To begin, thaw the passage, one human white subcutaneous preadipocytes, and add the cells into a T75 flask containing 12 to 15 milliliters of warm preadipocyte growth media-2. After the cells attain 90%confluency, wash them with PBS and incubate them with one milliliter of 0.25%Trypsin-EDTA solution for two minutes. Using a light microscope, confirm the cell detachment and add 23 milliliters of preadipocyte growth media-2 to the cells.
Dispense one milliliter of cell suspension into each well of a 24 well co-culture companion plate and incubate the plate to attain cell confluency. Then replace the media with one milliliter of preadipocyte differentiation medium and incubate at 37 degrees celsius with 5%carbon dioxide for 10 days. On day six of differentiation, seed five times 10 to the power of four human SAT MVECs in 500 microliters of complete MVEC growth media on a transwell insert.

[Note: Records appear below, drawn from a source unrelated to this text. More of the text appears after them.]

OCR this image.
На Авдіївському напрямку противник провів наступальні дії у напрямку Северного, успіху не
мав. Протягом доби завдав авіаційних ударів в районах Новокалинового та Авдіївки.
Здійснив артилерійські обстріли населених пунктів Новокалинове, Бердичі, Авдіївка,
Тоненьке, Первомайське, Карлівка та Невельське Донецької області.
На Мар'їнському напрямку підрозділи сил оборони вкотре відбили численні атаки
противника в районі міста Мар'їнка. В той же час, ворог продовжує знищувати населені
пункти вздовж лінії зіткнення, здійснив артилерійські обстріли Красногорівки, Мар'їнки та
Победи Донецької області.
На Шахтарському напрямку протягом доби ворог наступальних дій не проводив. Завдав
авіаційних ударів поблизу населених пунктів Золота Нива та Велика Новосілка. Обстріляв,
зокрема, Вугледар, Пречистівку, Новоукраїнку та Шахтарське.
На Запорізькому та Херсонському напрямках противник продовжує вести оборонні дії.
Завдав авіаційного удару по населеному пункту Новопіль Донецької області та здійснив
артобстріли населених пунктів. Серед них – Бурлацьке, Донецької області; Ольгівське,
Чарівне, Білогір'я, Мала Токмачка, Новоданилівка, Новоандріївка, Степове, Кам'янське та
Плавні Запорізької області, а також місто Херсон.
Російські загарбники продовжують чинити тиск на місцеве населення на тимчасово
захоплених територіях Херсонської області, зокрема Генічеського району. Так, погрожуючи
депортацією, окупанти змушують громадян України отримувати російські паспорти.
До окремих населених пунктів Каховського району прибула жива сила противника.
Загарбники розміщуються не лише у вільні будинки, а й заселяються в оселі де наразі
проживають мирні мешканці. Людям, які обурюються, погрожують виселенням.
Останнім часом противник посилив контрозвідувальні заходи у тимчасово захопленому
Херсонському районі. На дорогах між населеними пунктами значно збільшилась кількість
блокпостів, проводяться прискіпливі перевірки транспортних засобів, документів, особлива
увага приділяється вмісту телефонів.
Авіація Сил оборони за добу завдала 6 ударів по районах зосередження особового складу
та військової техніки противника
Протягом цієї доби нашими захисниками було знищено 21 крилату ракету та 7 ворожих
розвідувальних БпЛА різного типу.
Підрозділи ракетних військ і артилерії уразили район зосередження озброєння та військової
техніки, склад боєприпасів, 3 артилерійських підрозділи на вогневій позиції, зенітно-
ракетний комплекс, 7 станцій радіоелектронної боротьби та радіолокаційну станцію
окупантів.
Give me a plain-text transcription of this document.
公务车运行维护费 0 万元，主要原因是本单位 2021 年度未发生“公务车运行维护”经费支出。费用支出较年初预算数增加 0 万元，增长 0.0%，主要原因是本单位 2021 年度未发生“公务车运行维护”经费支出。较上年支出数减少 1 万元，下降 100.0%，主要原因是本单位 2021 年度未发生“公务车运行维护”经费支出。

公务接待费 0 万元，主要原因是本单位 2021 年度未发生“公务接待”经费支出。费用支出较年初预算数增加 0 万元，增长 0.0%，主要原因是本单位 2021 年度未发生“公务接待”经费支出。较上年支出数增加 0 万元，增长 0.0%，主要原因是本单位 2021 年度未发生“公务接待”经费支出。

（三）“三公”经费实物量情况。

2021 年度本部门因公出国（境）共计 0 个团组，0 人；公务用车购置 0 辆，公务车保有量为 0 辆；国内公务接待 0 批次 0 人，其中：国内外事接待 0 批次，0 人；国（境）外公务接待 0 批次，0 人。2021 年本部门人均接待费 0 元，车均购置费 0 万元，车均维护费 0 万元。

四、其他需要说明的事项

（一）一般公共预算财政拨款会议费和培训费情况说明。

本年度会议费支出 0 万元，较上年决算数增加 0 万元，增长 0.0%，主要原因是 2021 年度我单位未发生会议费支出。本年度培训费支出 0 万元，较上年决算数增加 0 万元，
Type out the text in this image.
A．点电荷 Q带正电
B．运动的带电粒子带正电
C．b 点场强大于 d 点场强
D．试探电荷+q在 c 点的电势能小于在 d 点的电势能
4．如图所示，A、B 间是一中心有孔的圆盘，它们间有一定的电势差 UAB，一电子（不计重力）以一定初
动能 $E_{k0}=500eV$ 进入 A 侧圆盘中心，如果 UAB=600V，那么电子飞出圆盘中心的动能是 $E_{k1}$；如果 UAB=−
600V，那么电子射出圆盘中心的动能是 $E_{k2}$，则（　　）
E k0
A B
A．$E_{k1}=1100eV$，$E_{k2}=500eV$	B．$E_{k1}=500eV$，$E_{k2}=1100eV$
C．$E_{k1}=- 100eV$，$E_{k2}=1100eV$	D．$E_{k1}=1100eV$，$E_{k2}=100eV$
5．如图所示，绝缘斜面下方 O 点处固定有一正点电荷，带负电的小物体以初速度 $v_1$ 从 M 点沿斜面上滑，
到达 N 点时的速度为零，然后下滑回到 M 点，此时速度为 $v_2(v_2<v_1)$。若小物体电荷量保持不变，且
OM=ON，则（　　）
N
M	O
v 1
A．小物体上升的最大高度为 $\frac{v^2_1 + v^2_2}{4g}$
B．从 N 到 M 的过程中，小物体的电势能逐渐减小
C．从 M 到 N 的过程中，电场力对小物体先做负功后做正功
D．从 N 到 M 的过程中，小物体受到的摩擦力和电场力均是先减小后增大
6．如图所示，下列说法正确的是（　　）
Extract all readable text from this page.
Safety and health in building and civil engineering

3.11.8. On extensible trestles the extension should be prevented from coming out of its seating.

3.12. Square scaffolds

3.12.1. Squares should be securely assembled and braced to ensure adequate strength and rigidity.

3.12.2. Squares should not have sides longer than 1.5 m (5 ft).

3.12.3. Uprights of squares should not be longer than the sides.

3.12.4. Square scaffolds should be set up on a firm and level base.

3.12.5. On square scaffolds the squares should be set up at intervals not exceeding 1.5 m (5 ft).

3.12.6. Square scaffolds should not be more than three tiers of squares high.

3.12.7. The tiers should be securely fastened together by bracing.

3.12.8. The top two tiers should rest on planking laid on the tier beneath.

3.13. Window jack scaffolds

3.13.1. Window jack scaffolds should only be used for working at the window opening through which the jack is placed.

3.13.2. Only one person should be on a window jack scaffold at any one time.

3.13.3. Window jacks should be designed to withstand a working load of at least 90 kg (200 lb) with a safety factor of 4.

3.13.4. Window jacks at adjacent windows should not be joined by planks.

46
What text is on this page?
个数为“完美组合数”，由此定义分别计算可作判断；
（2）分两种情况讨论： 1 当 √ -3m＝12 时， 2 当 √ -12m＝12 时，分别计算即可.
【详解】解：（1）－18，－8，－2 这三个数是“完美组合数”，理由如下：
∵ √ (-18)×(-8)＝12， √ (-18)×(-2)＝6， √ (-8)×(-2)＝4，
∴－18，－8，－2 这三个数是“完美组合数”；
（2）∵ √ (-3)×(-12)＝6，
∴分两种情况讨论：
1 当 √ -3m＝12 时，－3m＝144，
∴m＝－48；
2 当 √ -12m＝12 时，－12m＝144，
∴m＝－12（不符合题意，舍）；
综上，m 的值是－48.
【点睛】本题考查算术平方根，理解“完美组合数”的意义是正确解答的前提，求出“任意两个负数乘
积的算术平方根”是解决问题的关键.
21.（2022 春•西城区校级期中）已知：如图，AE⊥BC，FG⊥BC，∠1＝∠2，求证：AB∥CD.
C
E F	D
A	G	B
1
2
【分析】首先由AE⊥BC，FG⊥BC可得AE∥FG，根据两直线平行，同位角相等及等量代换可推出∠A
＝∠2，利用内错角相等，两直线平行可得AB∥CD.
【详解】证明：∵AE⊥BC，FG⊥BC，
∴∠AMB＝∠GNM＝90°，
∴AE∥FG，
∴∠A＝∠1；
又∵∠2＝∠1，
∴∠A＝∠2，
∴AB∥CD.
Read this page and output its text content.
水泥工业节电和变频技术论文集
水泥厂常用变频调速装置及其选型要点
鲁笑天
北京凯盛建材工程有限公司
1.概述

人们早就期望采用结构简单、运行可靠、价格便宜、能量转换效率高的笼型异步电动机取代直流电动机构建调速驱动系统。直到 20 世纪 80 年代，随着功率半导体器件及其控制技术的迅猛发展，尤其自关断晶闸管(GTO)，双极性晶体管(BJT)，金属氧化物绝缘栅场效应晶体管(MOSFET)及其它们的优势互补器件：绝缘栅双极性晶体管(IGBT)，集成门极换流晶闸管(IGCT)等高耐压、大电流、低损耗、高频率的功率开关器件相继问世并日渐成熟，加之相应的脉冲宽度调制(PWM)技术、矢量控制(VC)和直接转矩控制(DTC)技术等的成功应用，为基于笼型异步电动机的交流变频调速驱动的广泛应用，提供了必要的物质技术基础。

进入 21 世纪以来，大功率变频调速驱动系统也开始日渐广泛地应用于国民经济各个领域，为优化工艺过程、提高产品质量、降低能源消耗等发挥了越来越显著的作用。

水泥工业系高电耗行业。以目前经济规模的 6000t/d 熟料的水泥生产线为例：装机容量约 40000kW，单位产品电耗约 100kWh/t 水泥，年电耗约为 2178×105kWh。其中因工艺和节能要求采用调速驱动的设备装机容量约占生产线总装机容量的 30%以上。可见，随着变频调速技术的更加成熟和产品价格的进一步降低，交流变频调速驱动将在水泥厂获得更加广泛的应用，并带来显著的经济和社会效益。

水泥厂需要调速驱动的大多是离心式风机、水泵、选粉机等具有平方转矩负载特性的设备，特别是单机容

Place the insert in a well containing 500 microliters of complete MVEC growth media and incubate at 37 degrees Celsius with 5%carbon dioxide. On day 10, when the adipocytes are fully differentiated, remove half the media from each well and transfer the transwell inserts containing confluence SAT MVEVs to each well. Incubate the plate for 24 hours to obtain a co-culture.
As the human subcutaneous white preadipocytes become more differentiated, the development of lipid vacuoles can be noticed.